The Disadvantages of Coaching Your Child
As your child gets older, competition increases. Parents will be more demanding of your role as a coach including fighting the perception of favoritism. As a parent of a player on the team, other parents and players will be sensitive to this relationship. Even with your best effort, people may feel you have a bias. Everyone wants their child to play as much as possible.
Coaching requires a division of jobs meaning there is a time to be a dad or mom and a time to be a coach. Both can not occur at the same time. During games, there is no time to relax and enjoy your kid’s play as a parent. No cheering for your child and be a spectator. You must always stay in the coach lane. This can be quite hard to follow.
Furthermore, the division goes beyond games and extends into home life. Kids will have to know the difference between when you are coaching and when you are a parent. Otherwise, they can get confused. Some kids might not be able to handle this division. Coaches and parents act differently. For example, parents love their children unconditionally and are forgiving of their mistakes. While coaches deliver constructive feedback to correct mistakes. Instructing your child in front of their peers takes some skill. Not all kids can handle you correcting them in front a large audience of people.
Tips to Coach Your Child
Go the extra step to fight the favoritism perception. Set up a preseason meeting with players and parents. Don’t scoot around the issue. Be direct and honest. Tell them what to plan to do to avoid any favoritism situation. Allow them to express their concerns if they feel you aren’t holding up your side of the bargain.

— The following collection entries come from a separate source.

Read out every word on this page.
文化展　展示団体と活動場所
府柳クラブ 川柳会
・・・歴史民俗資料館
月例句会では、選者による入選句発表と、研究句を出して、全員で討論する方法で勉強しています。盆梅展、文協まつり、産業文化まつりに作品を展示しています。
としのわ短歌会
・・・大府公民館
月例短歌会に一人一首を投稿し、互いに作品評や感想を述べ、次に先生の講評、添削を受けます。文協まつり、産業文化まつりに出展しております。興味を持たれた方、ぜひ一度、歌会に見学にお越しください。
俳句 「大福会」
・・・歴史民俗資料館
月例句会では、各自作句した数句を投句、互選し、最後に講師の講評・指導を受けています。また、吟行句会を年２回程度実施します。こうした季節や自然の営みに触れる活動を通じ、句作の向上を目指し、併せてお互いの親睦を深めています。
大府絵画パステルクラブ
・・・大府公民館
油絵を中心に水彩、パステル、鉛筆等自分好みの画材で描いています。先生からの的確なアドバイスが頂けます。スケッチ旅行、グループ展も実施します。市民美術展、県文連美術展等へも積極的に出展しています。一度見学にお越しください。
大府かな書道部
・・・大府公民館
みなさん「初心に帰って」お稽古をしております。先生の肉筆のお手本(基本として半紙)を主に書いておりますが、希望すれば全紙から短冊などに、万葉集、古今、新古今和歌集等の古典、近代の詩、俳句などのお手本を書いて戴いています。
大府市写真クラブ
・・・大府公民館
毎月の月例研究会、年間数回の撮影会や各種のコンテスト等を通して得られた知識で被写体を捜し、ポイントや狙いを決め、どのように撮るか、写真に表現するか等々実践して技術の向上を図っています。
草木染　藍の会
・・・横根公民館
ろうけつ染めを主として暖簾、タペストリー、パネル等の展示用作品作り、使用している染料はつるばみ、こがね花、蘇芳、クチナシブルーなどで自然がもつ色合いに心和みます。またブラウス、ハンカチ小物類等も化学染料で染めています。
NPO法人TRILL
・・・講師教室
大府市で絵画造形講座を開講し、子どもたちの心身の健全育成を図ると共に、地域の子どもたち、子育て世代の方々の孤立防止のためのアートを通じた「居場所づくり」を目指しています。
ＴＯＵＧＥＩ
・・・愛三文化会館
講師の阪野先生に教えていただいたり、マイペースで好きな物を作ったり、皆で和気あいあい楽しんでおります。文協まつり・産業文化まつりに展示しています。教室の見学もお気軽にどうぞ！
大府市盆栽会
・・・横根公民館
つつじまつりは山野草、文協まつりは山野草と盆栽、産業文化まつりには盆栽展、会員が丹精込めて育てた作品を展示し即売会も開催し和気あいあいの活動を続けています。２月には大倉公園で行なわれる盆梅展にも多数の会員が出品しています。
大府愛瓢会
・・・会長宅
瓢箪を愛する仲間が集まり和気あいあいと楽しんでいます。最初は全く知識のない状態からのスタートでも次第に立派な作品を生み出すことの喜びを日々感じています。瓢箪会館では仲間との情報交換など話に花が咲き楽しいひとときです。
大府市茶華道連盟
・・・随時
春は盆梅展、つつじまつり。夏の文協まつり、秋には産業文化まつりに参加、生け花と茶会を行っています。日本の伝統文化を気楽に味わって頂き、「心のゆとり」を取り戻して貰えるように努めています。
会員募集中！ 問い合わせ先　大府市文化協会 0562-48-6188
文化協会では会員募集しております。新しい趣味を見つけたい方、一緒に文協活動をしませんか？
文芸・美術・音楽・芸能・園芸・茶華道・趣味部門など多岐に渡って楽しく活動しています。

Document everything to cover yourself and keep track of your decisions such as rotating player positions during gameplay, the amount of playing time each player receives, and which players start each game. Balance the best you can. There is no black and white answer here. The biggest note here is to fight the perception and the rest should be easy. If everyone feels you are fair and objective, then you are doing a good job.
Furthermore, if you are unsure about a decision, ask a trusted parent or another coach. Get a second opinion. Feedback is important. Find someone to give you the truth. Sometimes we blind ourselves because we want the best for our children. This is the role of a parent, not a coach. There will be times when what is best for the team and your child don’t align. For instance, if someone needs to play goalie, put your child in first. If someone needs to have an extra turn, volunteer your child. This helps eliminate feelings that you are putting your interests first.
Make strong rules on when you are the coach and when you are mom or dad. One rule might never to talk sports once you get into the car. Leave the coach talk on the pitch. Then you can back to mom. This allows for a strong division and helps your kids understand.
As with most things in life, coaching your child is an individual decision. No answer is right or wrong. Discuss with your loved ones and team. Decide for yourself. I wish you the best in your decision-making process.